The implausibility of the charges was just one of several compelling reasons why the renowned Memorial Human Rights Centre declared him a political prisoner well before the trial.

There had been an almost unconcealed level of falsification in this case.  The officer who had supposedly found the ammunition had not been on duty that day and could not name the individuals who had instructed him to be present or their position in the law enforcement bodies. He also had no explanation for why he had also climbed onto the roof and removed the Ukrainian flag flying there.

The ammunition which the men, wandering in some unclear capacity around the Balukh home, allegedly found, had no fingerprints or other traces to indicate that any member of the family had touched them.  Most important, the ammunition in question was on the official register of weapons and ammunition in Barnaul, the Altai region of the Russian Federation, and was produced back in 1989.   Neither Balukh nor his common-law wife had been allowed to see what was going on, with the officer who effectively held Balukh prisoner during the ‘search’ unable to give a sensible reason for doing so.

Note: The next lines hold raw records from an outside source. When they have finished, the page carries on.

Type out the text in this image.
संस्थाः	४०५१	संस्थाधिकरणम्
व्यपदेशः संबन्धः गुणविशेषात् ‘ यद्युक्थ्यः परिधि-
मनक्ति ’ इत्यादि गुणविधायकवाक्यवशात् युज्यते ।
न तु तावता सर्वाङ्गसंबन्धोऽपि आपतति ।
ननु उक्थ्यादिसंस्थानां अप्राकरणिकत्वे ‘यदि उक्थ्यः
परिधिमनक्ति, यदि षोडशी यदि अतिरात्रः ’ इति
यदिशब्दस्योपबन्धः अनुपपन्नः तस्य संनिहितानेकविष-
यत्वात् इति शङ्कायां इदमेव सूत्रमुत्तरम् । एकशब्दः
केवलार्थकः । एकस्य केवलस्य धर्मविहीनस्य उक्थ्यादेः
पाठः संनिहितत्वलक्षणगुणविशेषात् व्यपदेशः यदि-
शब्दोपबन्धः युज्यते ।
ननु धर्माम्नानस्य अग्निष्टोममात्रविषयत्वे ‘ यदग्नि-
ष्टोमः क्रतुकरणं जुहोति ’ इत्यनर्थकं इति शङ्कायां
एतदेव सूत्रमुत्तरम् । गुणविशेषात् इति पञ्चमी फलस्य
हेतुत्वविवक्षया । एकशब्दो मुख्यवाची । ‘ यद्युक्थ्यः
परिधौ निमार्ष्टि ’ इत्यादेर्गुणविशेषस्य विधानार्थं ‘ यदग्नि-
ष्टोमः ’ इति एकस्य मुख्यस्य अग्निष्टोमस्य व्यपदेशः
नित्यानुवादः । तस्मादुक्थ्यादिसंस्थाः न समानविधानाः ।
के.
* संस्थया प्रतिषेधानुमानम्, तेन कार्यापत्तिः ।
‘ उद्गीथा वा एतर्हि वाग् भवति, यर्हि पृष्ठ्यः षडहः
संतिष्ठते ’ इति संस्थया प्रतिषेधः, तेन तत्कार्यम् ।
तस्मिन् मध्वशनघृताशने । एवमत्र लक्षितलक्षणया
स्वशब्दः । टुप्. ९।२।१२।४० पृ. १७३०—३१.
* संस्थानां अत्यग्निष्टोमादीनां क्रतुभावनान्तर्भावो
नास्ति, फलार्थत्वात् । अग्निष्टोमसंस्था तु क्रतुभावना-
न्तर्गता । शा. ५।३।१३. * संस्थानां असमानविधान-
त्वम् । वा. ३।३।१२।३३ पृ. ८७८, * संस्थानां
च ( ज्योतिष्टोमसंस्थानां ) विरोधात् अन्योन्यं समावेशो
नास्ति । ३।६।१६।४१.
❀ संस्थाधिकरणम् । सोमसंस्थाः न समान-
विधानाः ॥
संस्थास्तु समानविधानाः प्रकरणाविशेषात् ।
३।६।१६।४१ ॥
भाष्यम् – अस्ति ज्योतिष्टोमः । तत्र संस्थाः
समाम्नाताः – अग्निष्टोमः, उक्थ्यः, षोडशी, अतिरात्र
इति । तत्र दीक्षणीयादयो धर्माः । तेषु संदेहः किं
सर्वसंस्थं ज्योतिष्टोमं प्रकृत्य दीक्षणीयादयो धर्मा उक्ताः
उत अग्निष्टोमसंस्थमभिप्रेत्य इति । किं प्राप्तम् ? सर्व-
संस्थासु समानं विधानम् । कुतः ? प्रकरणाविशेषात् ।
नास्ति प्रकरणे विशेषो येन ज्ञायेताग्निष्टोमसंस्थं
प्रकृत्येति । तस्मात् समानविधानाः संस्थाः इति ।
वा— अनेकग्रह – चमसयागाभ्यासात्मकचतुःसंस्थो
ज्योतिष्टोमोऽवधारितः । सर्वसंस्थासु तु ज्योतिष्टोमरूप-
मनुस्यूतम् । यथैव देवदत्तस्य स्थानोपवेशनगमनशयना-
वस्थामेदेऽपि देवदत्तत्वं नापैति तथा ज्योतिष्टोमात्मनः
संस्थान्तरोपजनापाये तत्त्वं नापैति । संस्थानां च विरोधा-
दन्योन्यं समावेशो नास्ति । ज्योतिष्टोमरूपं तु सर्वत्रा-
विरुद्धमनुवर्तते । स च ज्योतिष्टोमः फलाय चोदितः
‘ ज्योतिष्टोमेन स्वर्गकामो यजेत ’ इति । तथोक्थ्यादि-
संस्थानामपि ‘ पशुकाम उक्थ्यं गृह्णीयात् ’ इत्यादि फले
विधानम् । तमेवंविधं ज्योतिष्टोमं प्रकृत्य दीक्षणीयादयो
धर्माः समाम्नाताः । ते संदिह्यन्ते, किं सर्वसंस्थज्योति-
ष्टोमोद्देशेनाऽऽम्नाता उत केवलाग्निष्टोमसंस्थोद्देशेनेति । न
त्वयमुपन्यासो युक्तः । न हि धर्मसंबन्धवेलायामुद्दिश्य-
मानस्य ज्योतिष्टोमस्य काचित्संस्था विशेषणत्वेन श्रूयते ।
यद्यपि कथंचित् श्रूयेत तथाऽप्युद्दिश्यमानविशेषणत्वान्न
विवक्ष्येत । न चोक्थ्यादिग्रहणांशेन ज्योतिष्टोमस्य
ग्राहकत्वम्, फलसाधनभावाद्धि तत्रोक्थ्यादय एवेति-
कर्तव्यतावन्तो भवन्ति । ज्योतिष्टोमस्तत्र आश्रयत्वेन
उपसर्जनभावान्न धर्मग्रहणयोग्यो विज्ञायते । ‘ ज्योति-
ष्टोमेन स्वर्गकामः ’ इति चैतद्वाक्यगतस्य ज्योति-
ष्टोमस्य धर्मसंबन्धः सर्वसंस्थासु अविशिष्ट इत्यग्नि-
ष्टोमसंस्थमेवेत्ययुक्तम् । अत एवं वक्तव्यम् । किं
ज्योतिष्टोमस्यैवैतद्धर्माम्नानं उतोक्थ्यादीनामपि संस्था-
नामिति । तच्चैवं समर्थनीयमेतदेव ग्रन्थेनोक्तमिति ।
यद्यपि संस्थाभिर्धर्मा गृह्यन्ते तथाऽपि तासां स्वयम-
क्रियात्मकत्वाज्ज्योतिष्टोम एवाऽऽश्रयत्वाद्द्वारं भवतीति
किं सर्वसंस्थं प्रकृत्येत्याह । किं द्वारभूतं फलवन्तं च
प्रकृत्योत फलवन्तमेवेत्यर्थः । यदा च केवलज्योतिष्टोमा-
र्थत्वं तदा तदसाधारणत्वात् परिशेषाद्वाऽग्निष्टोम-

As Balukh noted during his final words to the court on January 15, ‘searches’ had been carried out on December 8, 2016 in both the home owned by Balukh’s wife, and that owned by his mother.  Although the latter has four possible attic premises to search, these were not even opened.  This clearly indicates that the men knew where the ammunition had been planted and knew there was no need to look further.

The ‘trial’ that ended in January was an exact remake of the original ‘trial’ that ended with his conviction on  August 4, 2017.

During the appeal hearing on October 2, the High Court in occupied Crimea had revoked the sentence, having accepted the submission from lawyer Olga Dinze that Maria Bedritskaya should not have been the judge, as she had been involved in earlier (equally flawed) cases against Balukh. 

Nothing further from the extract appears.